The impetus to do this came because they had a cup without a recipient now that the Wisden Trophy, which had been competed for between England and the West Indies, was replaced by the Richards-Botham Trophy (there’s a couple of names we can expect to see when the next round of past performances is similarly rewarded).

For Notts then, the interest for now would be which of our stars of the past has been recognised in that 19th – 20th century list?

There are five winners from the County, though only three of them played for Notts. First, perhaps inevitably, was Arthur Shrewsbury, one of the few batters of the ‘Golden Age’ who stands comparison with the great WG (who, incidentally, only gets one Trophy, for all his exploits).  


Arthur’s award is for his performance in the Lord’s Ashes test of 1886 when, as the citation says, “Shrewsbury’s 164, in a match where no Australian made 50, clinched the Ashes.”

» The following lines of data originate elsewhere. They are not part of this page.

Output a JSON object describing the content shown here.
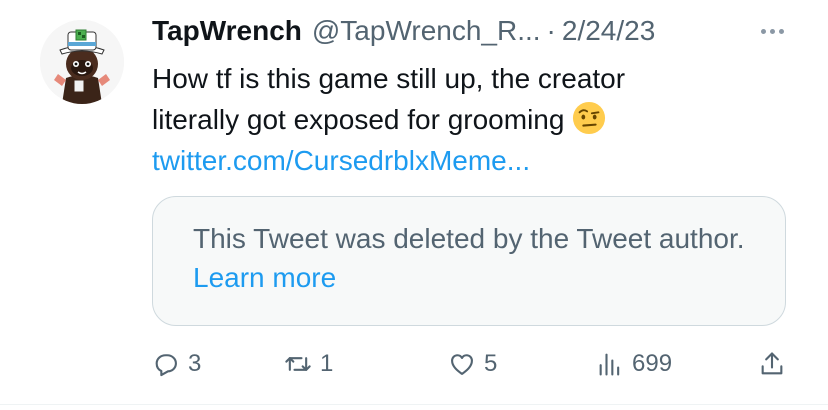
{
  "tweet": {
    "author": {
      "display_name": "TapWrench",
      "handle": "@TapWrench_R...",
      "avatar_icon": "cartoon-character-avatar-icon"
    },
    "separator": "·",
    "date": "2/24/23",
    "text_line1": "How tf is this game still up, the creator",
    "text_line2": "literally got exposed for grooming",
    "emoji": "raised-eyebrow-emoji",
    "link_text": "twitter.com/CursedrblxMeme..."
  },
  "quoted": {
    "message": "This Tweet was deleted by the Tweet author.",
    "learn_more": "Learn more"
  },
  "actions": {
    "replies": "3",
    "retweets": "1",
    "likes": "5",
    "views": "699"
  },
  "colors": {
    "accent": "#1d9bf0",
    "secondary_text": "#536471",
    "card_border": "#cfd9de",
    "card_bg": "#f7f9f9"
  }
}
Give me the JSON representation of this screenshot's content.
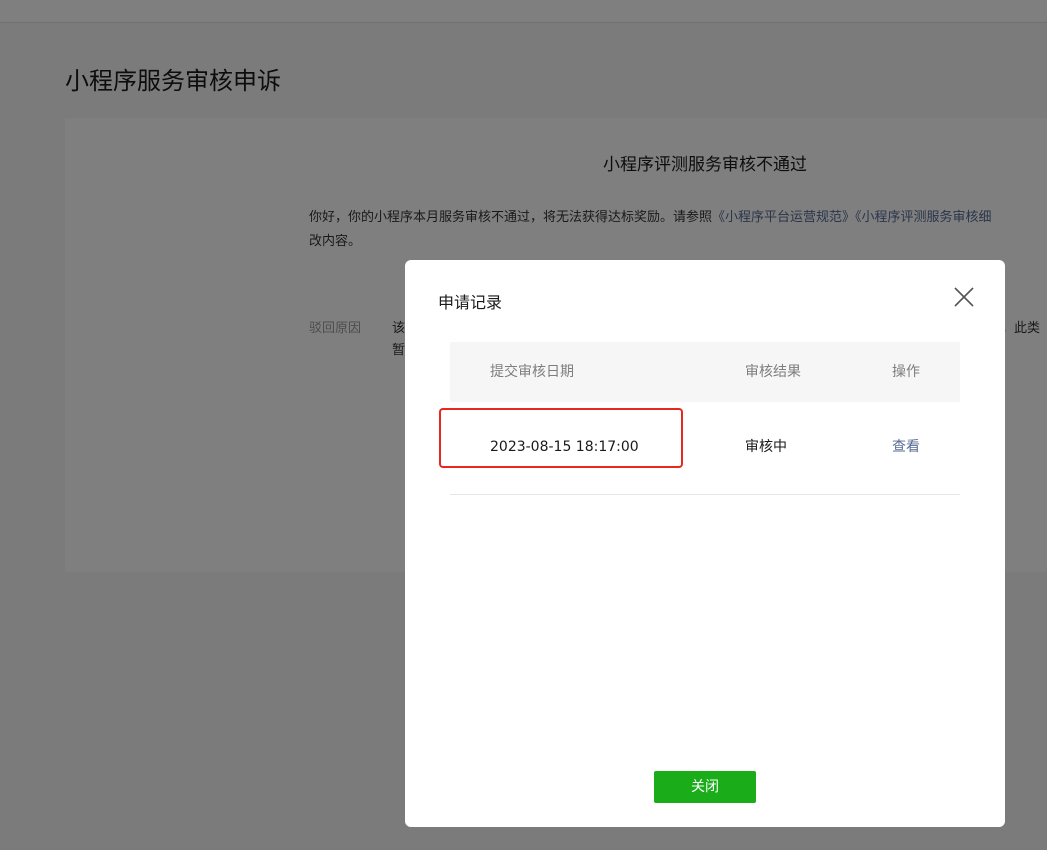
{
  "page": {
    "title": "小程序服务审核申诉"
  },
  "panel": {
    "heading": "小程序评测服务审核不通过",
    "desc_text": "你好，你的小程序本月服务审核不通过，将无法获得达标奖励。请参照",
    "link1": "《小程序平台运营规范》",
    "link2": "《小程序评测服务审核细",
    "desc_line2": "改内容。",
    "reject_label": "驳回原因",
    "reject_text_line1": "该",
    "reject_text_line2": "暂",
    "reject_tail": "，此类"
  },
  "dialog": {
    "title": "申请记录",
    "columns": {
      "date": "提交审核日期",
      "result": "审核结果",
      "action": "操作"
    },
    "rows": [
      {
        "date": "2023-08-15 18:17:00",
        "result": "审核中",
        "action": "查看"
      }
    ],
    "close_label": "关闭"
  },
  "colors": {
    "primary_green": "#1aad19",
    "link_blue": "#576b95",
    "highlight_red": "#e8281f"
  },
  "icons": {
    "close": "close-x-icon"
  }
}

Two years later, Billy Barnes gets the nod. Against the Aussies at The Oval, “England squared the series, with Barnes scoring 62 and taking 5-32.” 

Harold Larwood gets his award, of course, for his performance in an Ashes series in Australia – but not ‘that’ one.  ‘Lol’ is Wisden Trophy winner for 1928 when he “Set the tone for the series with 70 and 6-32 as Australia – facing a total of 521 – subsided for 122.”

Presumably – since there is no let or hindrance against a player winning this Wisden award more than once (Bradman gets three) – the fact that the adjudicators have looked at calendar years and Larwood’s Bodyline heroics went across both 1932 and 33 is the reason he is not on the list for a second time. 

The two Nottinghamshire-born players to get an award are Johnny Briggs, Sutton-in-Ashfield lad who played his trade for Lancashire, and England and Bill Lockwood from Old Radford, who moved to Surrey having played just five First-Class games for Notts with no great success.

Lockwood’s Wisden Trophy is for 1893 when “Four wickets in each innings, all top-seven batsmen, set up the series’ only decisive result” at The Oval against the Aussies.

Briggs is awarded the title for 1889 when “Briggs’s left-arm spin (7-17 and 8-11) routed South Africa in only their second Test.”

Only one performance at Trent Bridge is deemed worthy of this newly-designated Trophy: Bernard ‘Bosie’ Bosanquet, “The inventor of the googly sealed England’s 213-run victory with 8-107” in the 1905 Ashes Test (only the second at the ground).

In case you’re wondering who could have sneaked past our Harold in those Bodyline years, the 1932 award went to Stan McCabe who “Defied the Bodyline attack with a memorable four-hour 187no”; and the following year Charles Marriott gets the accolade, “In his only Test, the 37-year-old Kent leg-spinner “Father” Marriott took 5-37 and 6-59.”

Before the second tranche of winners is announced, cricket fans can have fun trying to second guess the selection panel – though Notts fans will be astonished if Sobers, Hadlee and, of course, both Broads are not in the mix.